Morgan Stanley analysts: “2023 has been a story of higher valuations than we expected amid falling inflation and cost-cutting. However, disinflation is now eating into sales growth, which means investor focus is likely to shift toward top line growers rather than just companies exhibiting cost efficiencies.”

Oppenheimer analysts: “We remain highly constructive on equities on expectations that economic fundamentals are likely to remain resilient if not robust in this period of significant transition tied to monetary policy. Corporations, the consumer and labor continue to reflect in our view resilience characteristic with a recovery process from a period of crisis and great uncertainty into a period of sustainable economic growth.”

Barclays analysts: “Valuations are up and earnings are in the hot seat as we enter the busiest weeks of summer reporting season. Estimates are heading lower for most sectors, while uncertainty is high for Big Tech. Two potential sources of downside: negative operating leverage worsened by faster disinflation, and China exposure.”

Berenberg analysts: “US equities look expensive in both absolute and relative terms compared to non-US equities.
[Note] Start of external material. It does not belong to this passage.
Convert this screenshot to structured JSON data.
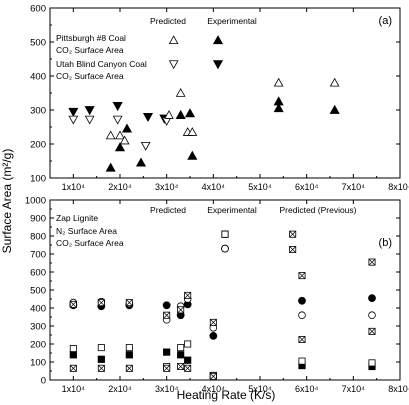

Equity bond yield gaps (excluding Japan) have compressed or even reversed in the last 12- 18 months. However, the gap between the US equity-bond yield gap and non-US yield gaps is near historical highs – this suggests more relative support for non-US equities versus local bonds than in the US. In absolute terms, US equities trade above a 12-month forward P/E of 20x for only the third time in the last 50 years; the last two times that US equities have been this expensive were both liquidity-fuelled bubbles.”

Goldman Sachs analysts: “We believe recent valuation expansion despite higher rates is reasonable considering the longer-term relationship between rates and equities, the improvement in expected growth, and the high market concentration in stocks benefiting from AI optimism. While our baseline forecast assumes a slight contraction in the S&P 500 P/E multiple to 19x by year-end, we believe risks to valuations are tilted to the upside if the multiples of laggards “catch up” or yields fall.”